Шрифт:
Интервал:
Закладка:
Один из древних некрополей
Конец Павсания таков. Когда он стал налаживать связи с Ксерксом, стремясь заполучить власть над всей Элладой (пусть и в качестве персидского сатрапа), и предложил ему власть над Спартой и Грецией, перс отреагировал сдержанно. Не помогло и то, что он посватался к девушке из рода Ахеменидов… Но факт остается фактом – Павсаний был готов предать малую и большую родину, как некий серый лис предавал (и не раз) свою большую и малую родины. Даже потеряв надежду на власть у себя на родине, он попытался вести переговоры с персами, смертельным врагом эллинов. Надеялся, что те оценят по заслугам его предательство. Узнав об этом, спартанцы долго колебались. Письмо Павсания к сатрапу Артабазу стало веской уликой измены. Коль скоро Павсаний обвинялся в этом, ему уже не было спасения. Не помогло и то, что он, как и Фемистокл, названный сообщником, был известным человеком… Одним словом, спартанцы, несмотря на то что он спрятался в священном храме, замуровали его там живьем.
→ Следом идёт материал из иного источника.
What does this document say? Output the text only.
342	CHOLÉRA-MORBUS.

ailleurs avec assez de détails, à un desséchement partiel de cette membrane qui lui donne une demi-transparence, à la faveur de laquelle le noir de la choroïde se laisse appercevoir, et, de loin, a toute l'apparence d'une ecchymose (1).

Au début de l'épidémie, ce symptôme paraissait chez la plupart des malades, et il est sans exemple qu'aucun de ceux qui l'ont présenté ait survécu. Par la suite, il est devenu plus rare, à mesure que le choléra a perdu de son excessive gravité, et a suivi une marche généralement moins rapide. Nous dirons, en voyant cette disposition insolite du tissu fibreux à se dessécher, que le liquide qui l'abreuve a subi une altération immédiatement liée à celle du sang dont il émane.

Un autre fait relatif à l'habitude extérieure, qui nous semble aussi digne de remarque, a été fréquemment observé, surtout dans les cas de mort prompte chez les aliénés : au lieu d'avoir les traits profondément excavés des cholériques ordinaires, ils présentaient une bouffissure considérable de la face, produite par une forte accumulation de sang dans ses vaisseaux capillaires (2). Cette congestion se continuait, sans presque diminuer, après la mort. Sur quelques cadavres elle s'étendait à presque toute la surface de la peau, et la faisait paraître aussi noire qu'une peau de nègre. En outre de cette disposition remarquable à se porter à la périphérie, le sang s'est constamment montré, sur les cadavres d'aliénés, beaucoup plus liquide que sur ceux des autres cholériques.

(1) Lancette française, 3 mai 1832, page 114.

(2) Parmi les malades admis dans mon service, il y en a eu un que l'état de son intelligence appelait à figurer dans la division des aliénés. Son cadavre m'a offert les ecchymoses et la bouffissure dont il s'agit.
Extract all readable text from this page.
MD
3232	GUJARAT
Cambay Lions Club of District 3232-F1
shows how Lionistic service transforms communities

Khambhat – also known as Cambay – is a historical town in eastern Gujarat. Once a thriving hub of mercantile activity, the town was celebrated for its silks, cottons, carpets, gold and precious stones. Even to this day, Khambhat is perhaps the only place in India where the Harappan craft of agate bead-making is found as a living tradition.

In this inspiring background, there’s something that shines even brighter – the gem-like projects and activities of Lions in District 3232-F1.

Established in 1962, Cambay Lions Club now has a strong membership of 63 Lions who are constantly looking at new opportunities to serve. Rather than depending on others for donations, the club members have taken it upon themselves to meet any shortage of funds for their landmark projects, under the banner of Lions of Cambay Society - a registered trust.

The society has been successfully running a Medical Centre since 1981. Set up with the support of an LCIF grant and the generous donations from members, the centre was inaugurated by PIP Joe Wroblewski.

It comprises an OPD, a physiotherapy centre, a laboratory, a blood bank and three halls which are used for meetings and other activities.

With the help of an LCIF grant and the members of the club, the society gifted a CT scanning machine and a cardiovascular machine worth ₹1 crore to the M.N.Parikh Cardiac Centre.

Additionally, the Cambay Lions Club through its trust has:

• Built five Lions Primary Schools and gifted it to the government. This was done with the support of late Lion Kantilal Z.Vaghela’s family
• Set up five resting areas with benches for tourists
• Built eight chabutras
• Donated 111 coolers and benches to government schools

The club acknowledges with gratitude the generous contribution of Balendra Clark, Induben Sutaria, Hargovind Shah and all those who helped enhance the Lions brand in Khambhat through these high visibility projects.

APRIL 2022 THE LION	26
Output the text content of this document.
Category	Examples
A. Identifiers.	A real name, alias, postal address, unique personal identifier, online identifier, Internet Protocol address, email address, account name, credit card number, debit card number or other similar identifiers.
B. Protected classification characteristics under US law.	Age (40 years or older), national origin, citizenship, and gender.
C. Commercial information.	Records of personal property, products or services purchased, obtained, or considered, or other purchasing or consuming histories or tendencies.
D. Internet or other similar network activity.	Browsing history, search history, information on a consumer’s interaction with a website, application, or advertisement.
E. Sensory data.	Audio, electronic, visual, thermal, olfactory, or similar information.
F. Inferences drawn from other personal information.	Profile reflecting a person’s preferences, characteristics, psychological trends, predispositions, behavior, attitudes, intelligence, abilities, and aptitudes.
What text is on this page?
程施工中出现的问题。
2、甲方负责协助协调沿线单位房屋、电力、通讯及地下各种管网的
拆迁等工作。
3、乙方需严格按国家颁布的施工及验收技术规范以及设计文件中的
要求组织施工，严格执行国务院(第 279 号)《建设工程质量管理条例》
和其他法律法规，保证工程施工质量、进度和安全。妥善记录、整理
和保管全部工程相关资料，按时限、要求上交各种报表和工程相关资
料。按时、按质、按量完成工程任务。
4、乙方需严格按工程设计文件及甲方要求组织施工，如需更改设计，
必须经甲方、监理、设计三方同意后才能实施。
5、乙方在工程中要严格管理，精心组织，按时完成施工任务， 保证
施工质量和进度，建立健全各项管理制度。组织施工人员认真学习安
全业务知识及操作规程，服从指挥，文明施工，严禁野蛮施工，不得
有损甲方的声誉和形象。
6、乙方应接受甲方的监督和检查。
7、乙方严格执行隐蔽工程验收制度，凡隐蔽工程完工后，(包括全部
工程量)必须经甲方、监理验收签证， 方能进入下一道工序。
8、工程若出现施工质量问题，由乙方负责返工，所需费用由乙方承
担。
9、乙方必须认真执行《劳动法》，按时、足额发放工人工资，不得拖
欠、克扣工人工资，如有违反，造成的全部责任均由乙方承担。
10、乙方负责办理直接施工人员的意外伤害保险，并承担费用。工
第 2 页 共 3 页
Когда он потерял силы от голода, предателя вынесли и бросили в овраг, где он и испустил дух. Спартанцам, к их чести, хватило воли, ума, мужества уничтожать предателей. Мы же позволяем негодяям спокойно разгуливать по улицам, выступать с речами, создавать партии, печатать книги, посещать соревнования и театры, отмечать юбилеи, и награждаем их, хотя смерть была бы им самой достойной наградой. Но и в этом нет ничего необычного для греков (и для нас). Вспомним, во времена вторжения персов в 490 году до н.э. дорогу полчищам персов вглубь Греции (когда случилась Марафонская битва) указывал не кто иной, как бывший афинский тиран Гиппий, сын Писистрата.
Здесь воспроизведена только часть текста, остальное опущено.